Finally making progress with MSI MEG Creation X399 + 2950X 24/7 overclock - Overclock.net - An Overclocking Community

Forum Jump: 

Finally making progress with MSI MEG Creation X399 + 2950X 24/7 overclock

 
Thread Tools
post #1 of 2 (permalink) Old 05-06-2019, 12:52 AM - Thread Starter
New to Overclock.net
 
golfmiketango's Avatar
 
Join Date: Aug 2016
Posts: 2
Rep: 0
Finally making progress with MSI MEG Creation X399 + 2950X 24/7 overclock

For a while now I've been working on my new custom-loop MSI MEG Creation X399-based 2950X sort-of-silent 4U rackmount rig. I just wanted to report that I finally got PBO to do something useful on this board. I am using the latest 1usmus bios.
Because I run Linux I endeavored to do as much as possible in BIOS, so (almost) everything I've accomplished was achieved via BIOS tweaking -- that is, no Windows software allowed, as I won't be booting Windows except to verify/test.

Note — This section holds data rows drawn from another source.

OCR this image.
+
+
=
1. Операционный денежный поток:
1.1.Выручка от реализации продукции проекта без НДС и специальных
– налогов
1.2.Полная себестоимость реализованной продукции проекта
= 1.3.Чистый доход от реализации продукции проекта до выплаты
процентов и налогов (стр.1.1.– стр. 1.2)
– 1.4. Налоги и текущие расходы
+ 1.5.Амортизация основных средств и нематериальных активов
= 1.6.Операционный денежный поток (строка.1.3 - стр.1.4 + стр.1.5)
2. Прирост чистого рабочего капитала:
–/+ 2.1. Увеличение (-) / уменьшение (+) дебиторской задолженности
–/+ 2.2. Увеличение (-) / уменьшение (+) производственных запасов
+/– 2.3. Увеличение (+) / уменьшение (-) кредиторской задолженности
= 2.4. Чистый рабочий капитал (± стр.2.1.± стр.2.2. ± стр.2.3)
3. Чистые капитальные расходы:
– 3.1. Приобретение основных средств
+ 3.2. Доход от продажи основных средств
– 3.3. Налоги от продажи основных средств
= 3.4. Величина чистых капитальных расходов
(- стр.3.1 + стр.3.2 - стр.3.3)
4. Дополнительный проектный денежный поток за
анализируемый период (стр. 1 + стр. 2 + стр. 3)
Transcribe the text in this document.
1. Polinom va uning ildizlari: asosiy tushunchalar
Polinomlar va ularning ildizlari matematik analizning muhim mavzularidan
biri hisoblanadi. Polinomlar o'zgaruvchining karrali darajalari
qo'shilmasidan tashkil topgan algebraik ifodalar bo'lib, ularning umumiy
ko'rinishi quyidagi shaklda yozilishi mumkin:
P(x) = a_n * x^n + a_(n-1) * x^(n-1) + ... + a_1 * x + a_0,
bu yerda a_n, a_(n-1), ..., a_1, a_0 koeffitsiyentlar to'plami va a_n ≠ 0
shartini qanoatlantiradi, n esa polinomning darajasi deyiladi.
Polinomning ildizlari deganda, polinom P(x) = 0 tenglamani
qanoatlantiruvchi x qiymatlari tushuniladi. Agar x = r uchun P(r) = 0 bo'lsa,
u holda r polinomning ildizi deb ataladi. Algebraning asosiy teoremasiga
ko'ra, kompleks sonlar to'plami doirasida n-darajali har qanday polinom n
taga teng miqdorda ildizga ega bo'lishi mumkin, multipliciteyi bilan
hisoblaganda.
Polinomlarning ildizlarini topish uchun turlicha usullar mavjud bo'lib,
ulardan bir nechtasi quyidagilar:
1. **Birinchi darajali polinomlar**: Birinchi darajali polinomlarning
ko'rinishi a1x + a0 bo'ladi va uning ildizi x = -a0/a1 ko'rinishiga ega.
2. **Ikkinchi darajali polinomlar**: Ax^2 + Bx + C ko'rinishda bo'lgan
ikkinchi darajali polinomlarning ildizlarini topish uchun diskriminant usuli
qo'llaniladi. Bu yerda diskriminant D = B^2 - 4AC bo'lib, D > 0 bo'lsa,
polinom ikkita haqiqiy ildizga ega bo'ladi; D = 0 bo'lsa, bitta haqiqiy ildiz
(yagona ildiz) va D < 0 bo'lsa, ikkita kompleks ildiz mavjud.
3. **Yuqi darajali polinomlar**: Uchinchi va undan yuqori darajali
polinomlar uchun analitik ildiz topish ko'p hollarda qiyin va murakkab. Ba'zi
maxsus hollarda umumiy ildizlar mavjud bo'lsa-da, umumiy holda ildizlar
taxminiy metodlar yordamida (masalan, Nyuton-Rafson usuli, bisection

I have 64G of ram in 4 dual-rank modules from a Trident Z F4-3200C14-16GTZ Glo-Stick kit. Getting this to run at an actual 3200 was hard AF but ultimately boiled down to this:

  • XMP profile 2 (3200)
  • ProcODT=53
  • SOC voltage ~1.09 (not quite... it's whatever is one tick down from 1.1 IIRC)
  • Adjust DRAM voltage to 1.39V as reported in BIOS§.
DRAM voltage seems to be quite a sensitive frob. If I go down to just 1.38 prime95 instanta-fails, yet I have successfully run prime95 for hours at 1.39 with no failures (once I set ProcODT 53; otherwise it eventually fails at any voltage).

For RAM testing I usually run prime95 until I want to scream, and then compile chromium with full debug symbols and high parallelism on a compressed ramdisk. Probably I am doing this in the wrong order: I find the latter test is often faster at uncovering RAM instability which is manifested as unexplained "ninja" failures, with an error message something like "ninja stopped working for no reason." Due to the huge time-cost of avoiding Type II errors, (hmm, so H0="ram stable"? Not really... so maybe they're type I errors then ), these RAM "over"clocking tasks take forever and I kind-of hate doing them.

I also have several options changed in the "DigitALL Power" menu (or whatever it's really called -- I'm referring to the menu where Spread Spectrum is found) which might affect RAM and/or system stability. I'm typing on the system in question and don't want to reboot but I'll endeavor to document all my BIOS changes (and correct any mistakes I made, working from memory) in a subsequent post, by reverting to stock, loading a stored OC profile, and photographing the "changes" dialog. Might take me a few days to get around to this.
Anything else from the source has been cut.